The American Securities Association (ASA) is ready to battle the U.S. Department of Labor (DOL) over the agency’s attempt to change existing retirement rules around advice without going through a notice-and-comment. ASA filed its lawsuit in the Middle District of Florida, home of the Tampa-based trade organization.
In its lawsuit, ASA claims that the regulatory agency used the guidance issued via a series of frequently asked questions (FAQs) to impose new obligations on retirement accounts that did not previously exist.
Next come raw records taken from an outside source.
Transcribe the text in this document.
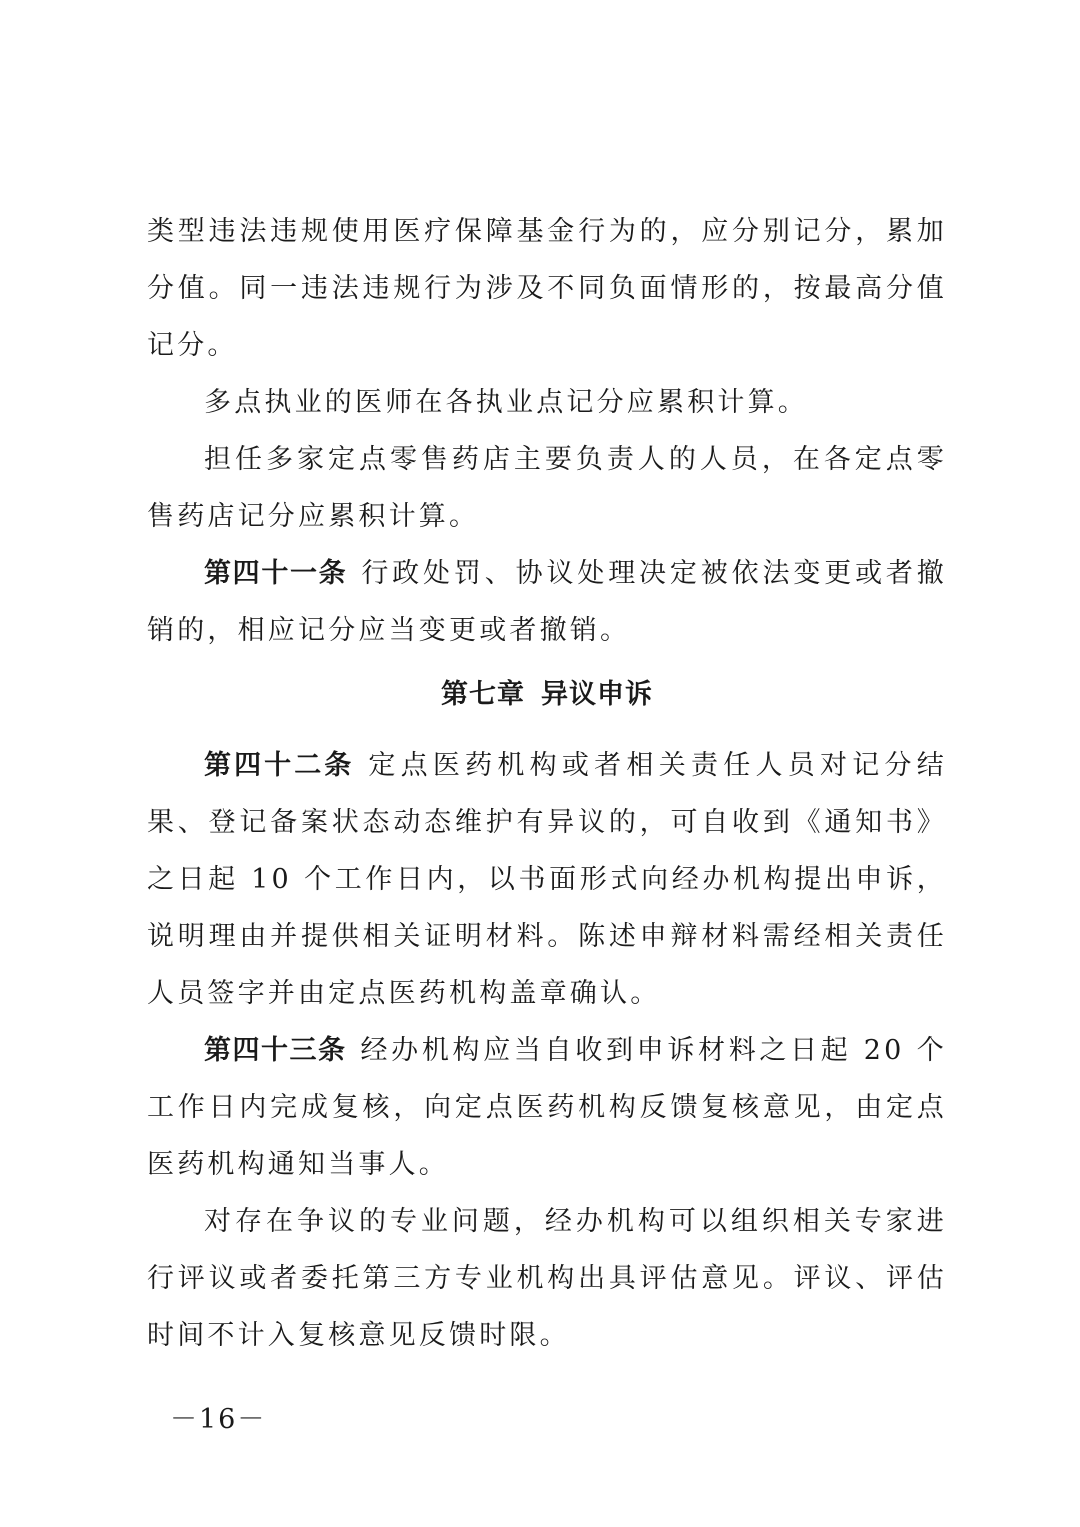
类型违法违规使用医疗保障基金行为的，应分别记分，累加分值。同一违法违规行为涉及不同负面情形的，按最高分值记分。

多点执业的医师在各执业点记分应累积计算。

担任多家定点零售药店主要负责人的人员，在各定点零售药店记分应累积计算。

第四十一条 行政处罚、协议处理决定被依法变更或者撤销的，相应记分应当变更或者撤销。

第七章 异议申诉

第四十二条 定点医药机构或者相关责任人员对记分结果、登记备案状态动态维护有异议的，可自收到《通知书》之日起 10 个工作日内，以书面形式向经办机构提出申诉，说明理由并提供相关证明材料。陈述申辩材料需经相关责任人员签字并由定点医药机构盖章确认。

第四十三条 经办机构应当自收到申诉材料之日起 20 个工作日内完成复核，向定点医药机构反馈复核意见，由定点医药机构通知当事人。

对存在争议的专业问题，经办机构可以组织相关专家进行评议或者委托第三方专业机构出具评估意见。评议、评估时间不计入复核意见反馈时限。

－16－
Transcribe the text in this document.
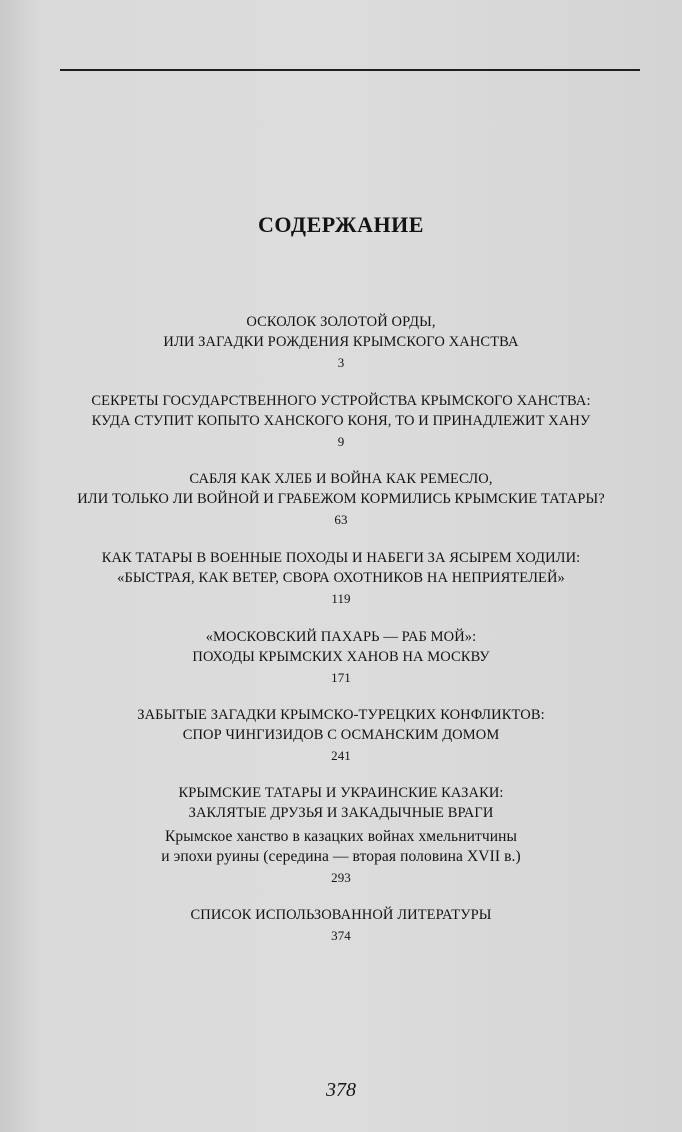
СОДЕРЖАНИЕ
ОСКОЛОК ЗОЛОТОЙ ОРДЫ,
ИЛИ ЗАГАДКИ РОЖДЕНИЯ КРЫМСКОГО ХАНСТВА
3
СЕКРЕТЫ ГОСУДАРСТВЕННОГО УСТРОЙСТВА КРЫМСКОГО ХАНСТВА:
КУДА СТУПИТ КОПЫТО ХАНСКОГО КОНЯ, ТО И ПРИНАДЛЕЖИТ ХАНУ
9
САБЛЯ КАК ХЛЕБ И ВОЙНА КАК РЕМЕСЛО,
ИЛИ ТОЛЬКО ЛИ ВОЙНОЙ И ГРАБЕЖОМ КОРМИЛИСЬ КРЫМСКИЕ ТАТАРЫ?
63
КАК ТАТАРЫ В ВОЕННЫЕ ПОХОДЫ И НАБЕГИ ЗА ЯСЫРЕМ ХОДИЛИ:
«БЫСТРАЯ, КАК ВЕТЕР, СВОРА ОХОТНИКОВ НА НЕПРИЯТЕЛЕЙ»
119
«МОСКОВСКИЙ ПАХАРЬ — РАБ МОЙ»:
ПОХОДЫ КРЫМСКИХ ХАНОВ НА МОСКВУ
171
ЗАБЫТЫЕ ЗАГАДКИ КРЫМСКО-ТУРЕЦКИХ КОНФЛИКТОВ:
СПОР ЧИНГИЗИДОВ С ОСМАНСКИМ ДОМОМ
241
КРЫМСКИЕ ТАТАРЫ И УКРАИНСКИЕ КАЗАКИ:
ЗАКЛЯТЫЕ ДРУЗЬЯ И ЗАКАДЫЧНЫЕ ВРАГИ
Крымское ханство в казацких войнах хмельнитчины
и эпохи руины (середина — вторая половина XVII в.)
293
СПИСОК ИСПОЛЬЗОВАННОЙ ЛИТЕРАТУРЫ
374
378
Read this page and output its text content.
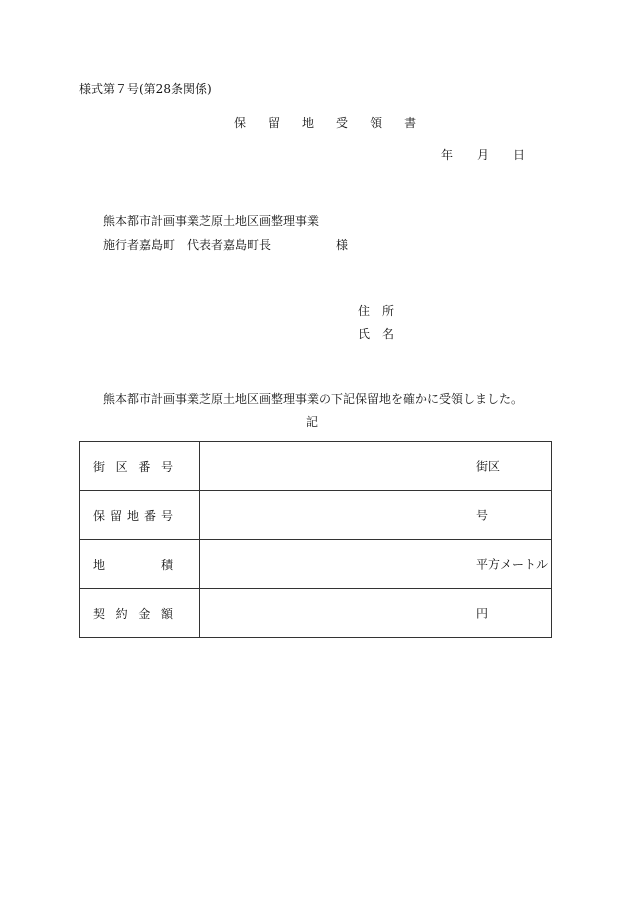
様式第７号(第28条関係)
保 留 地 受 領 書
年 月 日
熊本都市計画事業芝原土地区画整理事業
施行者嘉島町　代表者嘉島町長	様
住 所
氏 名
熊本都市計画事業芝原土地区画整理事業の下記保留地を確かに受領しました。
記
街 区 番 号	街区

保 留 地 番 号	号

地 積	平方メートル

契 約 金 額	円
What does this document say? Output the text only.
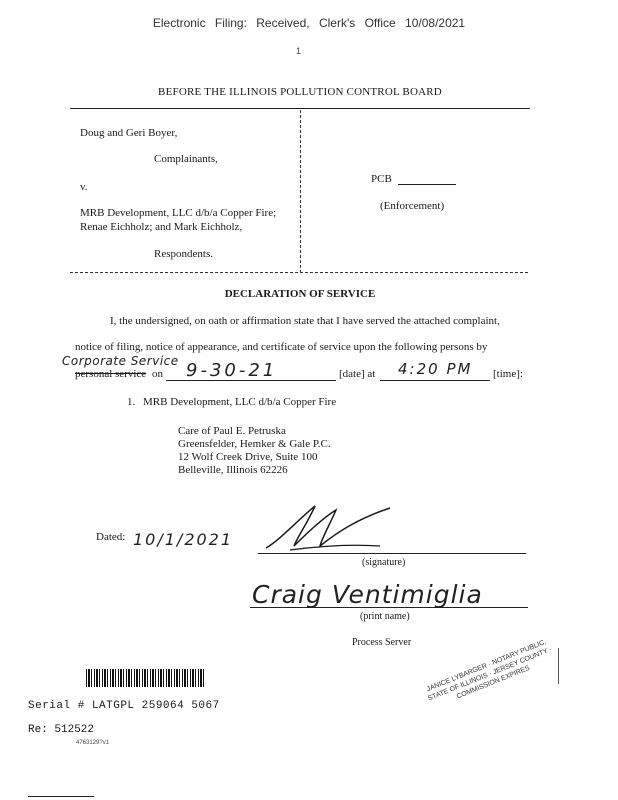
Electronic Filing: Received, Clerk's Office 10/08/2021
1
BEFORE THE ILLINOIS POLLUTION CONTROL BOARD
Doug and Geri Boyer,
Complainants,
v.
MRB Development, LLC d/b/a Copper Fire;
Renae Eichholz; and Mark Eichholz,
Respondents.
PCB
(Enforcement)
DECLARATION OF SERVICE
I, the undersigned, on oath or affirmation state that I have served the attached complaint,
notice of filing, notice of appearance, and certificate of service upon the following persons by
Corporate Service
personal service on 9-30-21	[date] at 4:20 PM [time]:
1. MRB Development, LLC d/b/a Copper Fire
Care of Paul E. Petruska
Greensfelder, Hemker & Gale P.C.
12 Wolf Creek Drive, Suite 100
Belleville, Illinois 62226
Dated: 10/1/2021
(signature)
Craig Ventimiglia
(print name)
Process Server	JANICE LYBARGER · NOTARY PUBLIC, STATE OF ILLINOIS · JERSEY COUNTY · COMMISSION EXPIRES
Serial # LATGPL 259064 5067
Re: 512522
4763129?v1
They also say the DOL is violating the Administrative Procedure Act of 1946 (APA), which governs the process that federal agencies develop and issue regulations, by not providing a rulemaking period to solicit public input.
Calling it “bureaucracy at its worst,” ASA, which represents wealth management and capital markets interests of regional financial services firms, is pulling no punches.
The ASA lawsuit takes issue with the FAQs saying that they “impose new obligations that have no basis in the agency’s underlying rules” with two being particularly “egregious”:
- That the agency rewrote its regulations concerning when a financial professional serves as a “fiduciary” under the Employee Retirement Income Security Act of 1974 and the Internal Revenue Code. According to the DOL, a financial professional’s first instance of advice to rollover assets from one retirement plan to another can be the act of a “fiduciary,” even though the DOL regulations state that a person is not a fiduciary unless he provides advice “on a regular basis to the plan.”
- Secondly, that the DOL is imposing a “host of burdensome documentation and investigation requirements on financial institutions when making rollover recommendations, despite the fact that the exemption the Department promulgated contains no such requirements.
While the DOL has a history of asking for public input, more recently issuing a Request for Information seeking comment on how climate change could impact retirement savings, they seemed to be taking a different tact by using the FAQs to provide guidance on its current retirement rules.
ASA attempted a more diplomatic approach when it sent a letter to DOL head Martin Walsh last September outlining its issues. The trade group argued they were “deeply concerned” about the DOL’s attempt to change the fiduciary definition without public input, saying it caused “confusion and uncertainty,” and that it was crossways with the APA’s procedural requirements. Claiming that guidance, such as the FAQs, can be “thrown online in a matter of minutes and immediately change behavior,” ASA is now ready to challenge the agency in court.
“This lawsuit is necessary to protect America’s retirement savers from an ever-expanding administrative state that continues to push policies the American people, Congress, and the courts routinely reject. The DOL’s failure to seek public comment before changing rules about retirement advice is a violation of the Administrative Procedure Act,” said ASA CEO Chris Iacovella.